Sadece yaklaş,
sana tüm sevgimi vereceğim meleğim...~
Diğerlerinin yanına adımlarken garip bir heyecan vardı içimde. Yanında da nereden geldiğini bilmediğim kaygı hissi. Bütün bunlar normal değildi. Jimin bana dokunduğunda teşekkür etmek yerine rahatsız olmam ve ondan uzak olmam gerekirdi.
Aynı şey Meleğim'de de olmuştu ama sebebini ona aşık olmama bağlayıp geçiştirmiştim kendimi. Fakat daha yeni tanıdığım birinin bana dokunmasından rahatsız olmamam kesinlikle bir OKB hastasının yapacağı türden bir şey değildi. Bunu eve gidince mutlaka araştırmalydım.
"Annyeong Bitches!" Jimin bağırarak selamlamıştı tüm arkadaşlarını. Ardından eliyle çok değerli bir şey sunuyormuş gibi beni işaret etti. "Karşınızda bu okulda benden sonra görebileceğiniz en yakışıklı insan, Jungkook. Jungkook, bunlar da benim biricik arkadaşlarım." Selam vermek için eğilmekle yetindim.
"Ben burada dururken okulun en yakışıklı çocuğu sen mi oluyormuşsun? Buna bir tarafımla gülerim." Aralarından geniş omuzlu olan Jimin'e doğru konuştuktan sonra elini bana uzattı. "Ben Jin, bu grubun en büyüğü ve en yakışıklısıyım." Uzattığı elini tutmak ve tutmamak arasında gidip gelirken Jimin elini geriye doğru itti.
"Arkadaşımızın Obesif Bozukluğu var, biraz dikkatli davranmamız gerek." Ben ona minnet dolu bakışlarımı yollarken yeşil saçlı olan girdi araya.
"Wuah! Benim lisede OKB hastası bir arakadaşım vardı. Her boka iki eliyle birden dokunma takıntısı falan vardı hatta. Sende de var mı öyle şeyler? Bu arada ben Yoongi." Kısa bir tebessümle cevap verdim.
"Tanıştığıma memnun oldum Yoongi. Ve bende öyle takıntılar yok. Sadece normal bir hasta gibi tekrarlayıcı davranışlar var." Anladım dercesine kafasını aşağı yukarı salladı. "Peki şuan bizden rahatsız oluyor musun?" İşe benim takıldığım nokta da buydu. Onlardan rahatsız olmam gerekirdi fakat olmuyordum.
"Çok değil. Zaten sınıfta da yakın oturduğum kişiler olduğu için alıştım diyebilirim." Hepsi kafa sallayarak onayladılar, ardından Taehyung'u tutanlardan biri atladı lafa. "Ben Hoseok ama sen bana kısaca Jung Hoseok diyebilirsin." Şakasına sadece kendi gülerken ben sadece tebessüm etmiştim. Son olarak Taehyung girdi söze.
"Benim adımı belki unutmuşsundur, ben Taehyung. Tanışamamız pek hoş olmamıştı ama hepsi bir şaka içindi. Gay falan değilim zaten." Yaptığı şakadan dolayı mahçup olduğu açıkça belliydi.
"Memnun oldum Taehyung.

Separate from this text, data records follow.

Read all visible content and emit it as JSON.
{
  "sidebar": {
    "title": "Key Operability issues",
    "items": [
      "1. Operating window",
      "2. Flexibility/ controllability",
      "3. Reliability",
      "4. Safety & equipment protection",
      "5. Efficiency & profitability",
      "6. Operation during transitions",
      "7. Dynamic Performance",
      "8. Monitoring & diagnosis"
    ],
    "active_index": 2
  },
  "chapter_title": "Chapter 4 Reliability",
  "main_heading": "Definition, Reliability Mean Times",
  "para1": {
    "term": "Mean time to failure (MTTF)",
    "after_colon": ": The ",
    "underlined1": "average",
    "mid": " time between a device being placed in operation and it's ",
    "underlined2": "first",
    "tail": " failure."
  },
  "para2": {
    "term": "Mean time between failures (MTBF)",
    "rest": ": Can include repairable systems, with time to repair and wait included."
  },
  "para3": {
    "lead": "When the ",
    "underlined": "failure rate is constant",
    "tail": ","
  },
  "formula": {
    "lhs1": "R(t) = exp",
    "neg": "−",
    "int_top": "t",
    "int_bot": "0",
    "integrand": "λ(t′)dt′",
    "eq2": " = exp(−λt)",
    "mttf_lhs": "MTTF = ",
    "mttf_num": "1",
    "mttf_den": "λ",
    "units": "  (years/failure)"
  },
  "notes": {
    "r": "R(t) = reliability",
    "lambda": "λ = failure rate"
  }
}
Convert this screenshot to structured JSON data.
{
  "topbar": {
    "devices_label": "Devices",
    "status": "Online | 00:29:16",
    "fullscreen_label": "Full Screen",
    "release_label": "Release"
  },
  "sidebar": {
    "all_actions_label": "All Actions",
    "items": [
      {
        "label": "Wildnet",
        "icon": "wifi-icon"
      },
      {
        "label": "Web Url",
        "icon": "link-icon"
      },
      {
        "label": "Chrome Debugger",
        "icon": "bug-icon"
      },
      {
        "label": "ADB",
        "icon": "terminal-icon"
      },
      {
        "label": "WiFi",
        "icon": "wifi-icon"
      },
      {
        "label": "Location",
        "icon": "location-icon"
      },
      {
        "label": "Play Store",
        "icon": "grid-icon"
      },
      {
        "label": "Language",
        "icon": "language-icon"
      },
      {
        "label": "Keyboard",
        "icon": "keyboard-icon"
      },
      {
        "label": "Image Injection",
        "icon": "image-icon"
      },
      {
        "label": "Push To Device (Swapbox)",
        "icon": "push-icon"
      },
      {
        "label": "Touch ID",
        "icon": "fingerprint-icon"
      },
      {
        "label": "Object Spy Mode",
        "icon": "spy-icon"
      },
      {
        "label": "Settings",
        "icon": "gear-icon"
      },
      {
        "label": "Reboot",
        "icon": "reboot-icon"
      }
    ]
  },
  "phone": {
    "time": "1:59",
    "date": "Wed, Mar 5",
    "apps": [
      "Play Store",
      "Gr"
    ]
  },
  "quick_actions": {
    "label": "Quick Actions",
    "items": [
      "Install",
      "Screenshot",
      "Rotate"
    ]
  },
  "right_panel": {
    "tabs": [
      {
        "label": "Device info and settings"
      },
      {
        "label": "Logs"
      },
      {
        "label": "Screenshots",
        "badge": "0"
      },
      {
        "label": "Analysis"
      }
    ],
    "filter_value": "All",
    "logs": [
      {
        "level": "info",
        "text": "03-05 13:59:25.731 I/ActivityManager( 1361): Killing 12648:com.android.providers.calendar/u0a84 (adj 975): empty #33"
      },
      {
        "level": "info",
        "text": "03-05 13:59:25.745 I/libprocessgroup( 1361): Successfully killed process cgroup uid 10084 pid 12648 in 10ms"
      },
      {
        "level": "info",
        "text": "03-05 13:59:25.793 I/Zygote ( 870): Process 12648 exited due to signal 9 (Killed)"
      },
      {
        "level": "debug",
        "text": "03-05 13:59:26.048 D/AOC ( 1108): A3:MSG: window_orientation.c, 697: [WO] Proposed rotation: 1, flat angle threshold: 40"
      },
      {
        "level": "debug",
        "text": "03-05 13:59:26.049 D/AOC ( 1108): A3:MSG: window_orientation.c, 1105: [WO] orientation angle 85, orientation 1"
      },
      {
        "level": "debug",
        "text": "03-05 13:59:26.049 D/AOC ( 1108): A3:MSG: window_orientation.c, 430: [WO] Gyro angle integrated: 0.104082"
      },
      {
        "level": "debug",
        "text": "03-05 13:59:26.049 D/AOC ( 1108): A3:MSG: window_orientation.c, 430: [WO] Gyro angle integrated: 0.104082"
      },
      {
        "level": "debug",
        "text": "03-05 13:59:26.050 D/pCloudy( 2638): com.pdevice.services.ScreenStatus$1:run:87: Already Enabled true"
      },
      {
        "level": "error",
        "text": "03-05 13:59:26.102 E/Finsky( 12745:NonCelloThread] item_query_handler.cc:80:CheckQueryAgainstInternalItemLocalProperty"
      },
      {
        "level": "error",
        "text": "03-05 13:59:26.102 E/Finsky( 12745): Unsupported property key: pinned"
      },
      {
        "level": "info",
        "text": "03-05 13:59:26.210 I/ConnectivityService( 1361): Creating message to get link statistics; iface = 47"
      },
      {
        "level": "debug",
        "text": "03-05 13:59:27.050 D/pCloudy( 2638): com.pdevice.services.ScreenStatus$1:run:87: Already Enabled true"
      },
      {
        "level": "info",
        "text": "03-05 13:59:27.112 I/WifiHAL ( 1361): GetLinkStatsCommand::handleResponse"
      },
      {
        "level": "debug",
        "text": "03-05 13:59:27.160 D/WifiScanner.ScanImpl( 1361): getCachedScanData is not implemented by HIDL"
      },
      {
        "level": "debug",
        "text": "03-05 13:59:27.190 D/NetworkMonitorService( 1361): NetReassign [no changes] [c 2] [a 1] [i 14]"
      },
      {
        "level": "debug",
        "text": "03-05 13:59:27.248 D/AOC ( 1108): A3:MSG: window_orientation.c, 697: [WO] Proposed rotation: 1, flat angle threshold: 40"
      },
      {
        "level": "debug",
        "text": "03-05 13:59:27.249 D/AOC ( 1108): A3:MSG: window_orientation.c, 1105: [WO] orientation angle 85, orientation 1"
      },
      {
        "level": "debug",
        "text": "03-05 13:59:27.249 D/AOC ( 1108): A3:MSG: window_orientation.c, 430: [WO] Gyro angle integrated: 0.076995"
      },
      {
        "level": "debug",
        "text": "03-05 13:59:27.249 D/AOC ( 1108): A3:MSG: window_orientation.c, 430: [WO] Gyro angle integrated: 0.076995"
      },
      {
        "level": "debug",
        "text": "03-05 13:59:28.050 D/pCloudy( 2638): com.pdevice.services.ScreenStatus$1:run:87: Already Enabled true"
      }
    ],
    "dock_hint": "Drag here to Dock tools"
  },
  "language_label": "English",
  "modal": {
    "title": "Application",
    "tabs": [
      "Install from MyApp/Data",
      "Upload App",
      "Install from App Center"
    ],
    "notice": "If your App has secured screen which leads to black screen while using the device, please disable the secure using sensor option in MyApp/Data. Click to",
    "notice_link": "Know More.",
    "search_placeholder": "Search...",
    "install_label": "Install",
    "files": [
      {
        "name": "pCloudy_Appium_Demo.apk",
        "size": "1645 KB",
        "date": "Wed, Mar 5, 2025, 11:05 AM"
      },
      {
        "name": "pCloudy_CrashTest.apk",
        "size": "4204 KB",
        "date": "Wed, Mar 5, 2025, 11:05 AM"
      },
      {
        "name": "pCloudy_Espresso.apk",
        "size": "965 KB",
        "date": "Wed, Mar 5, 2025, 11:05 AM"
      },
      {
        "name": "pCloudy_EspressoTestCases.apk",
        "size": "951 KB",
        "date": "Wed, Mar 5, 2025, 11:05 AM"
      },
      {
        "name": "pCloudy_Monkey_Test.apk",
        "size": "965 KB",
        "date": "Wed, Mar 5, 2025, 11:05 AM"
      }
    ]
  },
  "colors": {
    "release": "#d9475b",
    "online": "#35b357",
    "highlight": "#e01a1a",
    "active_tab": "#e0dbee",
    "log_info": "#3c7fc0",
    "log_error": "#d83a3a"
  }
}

Ben de seni terslemiştim ama sebebi yakın temaslardan pek hoşlanmamamdı." Bu dediğimle yüzündeki gülümseme genişlemişti.
"Emin ol bilseydim elimi omzuna atmazdım." Onu anlamıştım zaten. Hepsi birbirinden anlayışlıydı. En başta hoşgörüsüz olduklarını düşünmüştüm fakat onlara önyargıyla yaklaştığım için hoşgörüsüz olan bendim.
"Bu arada bugün sana karışan piçin adı da Baekhyun'du. O hep böyledir zaten, savunmasız gördüğü herkese sataşır. Ama merak etme, bundan sonra biz varken sana karışamaz." Onun adını duymamla modum anında düşmüştü. Sahi, ne çabuk unutmuştum az önce olanları.
Meleğim'in kalbimi elleri arasına alıp paramparça etmesini...
"Onu tanıyorum zaten. Takip edip öldürmeyi planlıyordum hatta." Rahatça kurduğum bu cümleden sonra şaşırmalarını beklerken Hoseok kahkaha atarak tepki vermişti.
"Taehyung sana yardım eder. O da nefret ediyor ondan." Kahkahalarını sürdürüp devam etti. "Tanrım çok komik çocukmuşsun sen, tam benim kafa." Herhalde az önce söylediklerimin şaka olduğunu falan sanıyordu.